The film's conclusion, one clearly tacked on by the studio to satisfy the audience who'd endured the trials alongside Nick is still fairly open ended.  He may have escaped the law himself (which is hard to buy), and seen his foe taken in by the cops, but it's all a big pill to swallow that Figlia (Lee J. Cobb's shady distributor) would ever spend a real night in jail as it's hard to pinpoint what he, himself, did that was illegal.  That Conte drives off with Cortese with plans for marriage is sweet, but...  all of it sort of belies the tone and type of story up to this point.  Not at all uncommon in so many of these films.

END SPOILERS

I dug the film, warts and all.  And this may be my favorite role by Conte (but check back with me after rewatching The Big Combo sometime).   He's as natural and buyable and in his element here as in anything where I've seen him appear, raging fits,  exasperation and righteoud right-hook-throwing rage.  Lee J. Cobb also turns in a fantastic turn as the scheming tiny tyrant Figlia, and he's becoming one of those actors I went from liking when I recognized him to "oh, good, Lee J. Cobb" when I see he'll be in a film, and this one just increased that sentiment.

Directed by Jules Dassin, this movie just goes further to cement my opinion of him as fine director who knew from characters.  I've now seen all the films he did in this era, including the first films he made after leaving the US after getting black-listed.  And it makes me want to see the movies he made on either side of this stunning block:  Brute Force, The Naked City, Thieves' Highway, Night and the City, Rififi.  That's a hell of a run between '47 and '55. 

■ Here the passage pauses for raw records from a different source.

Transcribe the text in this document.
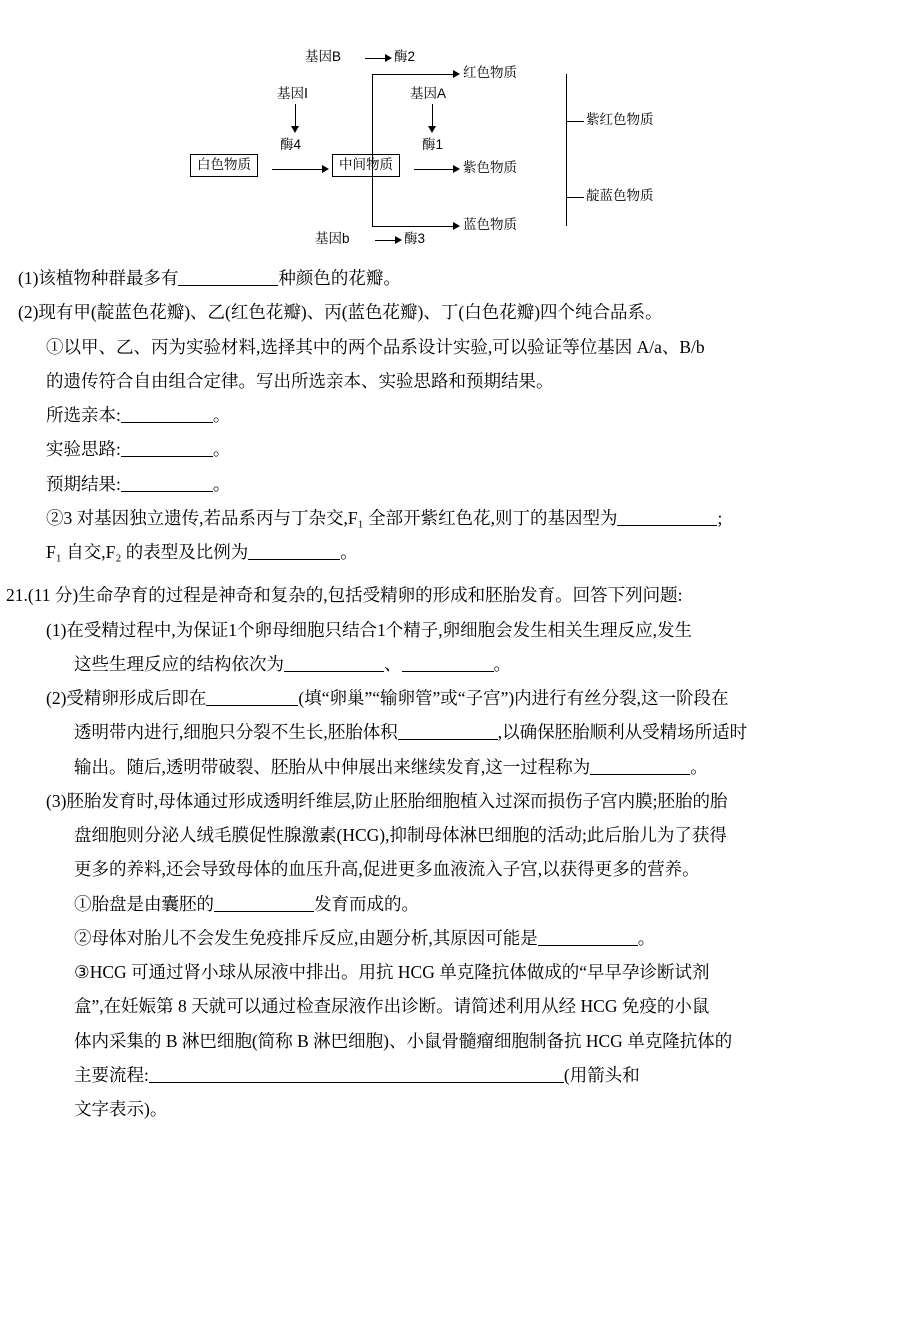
基因B	酶2
基因Ⅰ
酶4
基因A
酶1
白色物质	中间物质
红色物质
紫色物质
蓝色物质
基因b	酶3
紫红色物质
靛蓝色物质

(1)该植物种群最多有	种颜色的花瓣。

(2)现有甲(靛蓝色花瓣)、乙(红色花瓣)、丙(蓝色花瓣)、丁(白色花瓣)四个纯合品系。

①以甲、乙、丙为实验材料,选择其中的两个品系设计实验,可以验证等位基因 A/a、B/b

的遗传符合自由组合定律。写出所选亲本、实验思路和预期结果。

所选亲本:	。

实验思路:	。

预期结果:	。

②3 对基因独立遗传,若品系丙与丁杂交,F₁ 全部开紫红色花,则丁的基因型为	;

F₁ 自交,F₂ 的表型及比例为	。

21.(11 分)生命孕育的过程是神奇和复杂的,包括受精卵的形成和胚胎发育。回答下列问题:

(1)在受精过程中,为保证1个卵母细胞只结合1个精子,卵细胞会发生相关生理反应,发生

这些生理反应的结构依次为	、	。

(2)受精卵形成后即在	(填“卵巢”“输卵管”或“子宫”)内进行有丝分裂,这一阶段在

透明带内进行,细胞只分裂不生长,胚胎体积	,以确保胚胎顺利从受精场所适时

输出。随后,透明带破裂、胚胎从中伸展出来继续发育,这一过程称为	。

(3)胚胎发育时,母体通过形成透明纤维层,防止胚胎细胞植入过深而损伤子宫内膜;胚胎的胎

盘细胞则分泌人绒毛膜促性腺激素(HCG),抑制母体淋巴细胞的活动;此后胎儿为了获得

更多的养料,还会导致母体的血压升高,促进更多血液流入子宫,以获得更多的营养。

①胎盘是由囊胚的	发育而成的。

②母体对胎儿不会发生免疫排斥反应,由题分析,其原因可能是	。

③HCG 可通过肾小球从尿液中排出。用抗 HCG 单克隆抗体做成的“早早孕诊断试剂

盒”,在妊娠第 8 天就可以通过检查尿液作出诊断。请简述利用从经 HCG 免疫的小鼠

体内采集的 B 淋巴细胞(简称 B 淋巴细胞)、小鼠骨髓瘤细胞制备抗 HCG 单克隆抗体的

主要流程:	(用箭头和

文字表示)。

The story of Thieves' Highway does have a bit of that throwback to the 1930's Group Theatre feel of "social relevance" and a certain moralizing about the plight of the common man (Barton Fink would have something to say on this), and I'm good with that.  It's one of the undiscussed sides to noir in the larger culture who think of it as dames and detectives.   Dassin wasn't shy about distrust of petty dictators and the underbelly of what capitalism looks like in the darker corners - and it was probably just a matter of time before he and HUAC weren't going to see eye-to-eye.

To this day, those shiny apples waiting for you at the grocery have a curious route getting to the shelves.  Someone picks them, someone transports them from what used to be across the country, and now across the planet.  And somehow we all manage to pay next to nothing to have that fresh fruit and vegetables in places that never saw such an apple grow.  Not that you or I have much of a say in the cost of an apple, but it does make you wonder.

*look, I eat no less than an apple a day - sometimes two.  But I am no Golden Delicious man, and this sounds almost like science fiction to me that anyone would fight this hard over a Golden Delicious.

**I'm speechless if this is true (and apparently it is).  She's fantastic, and when you consider how much better she is than most English-only actors?  It's absolutely mind-boggling.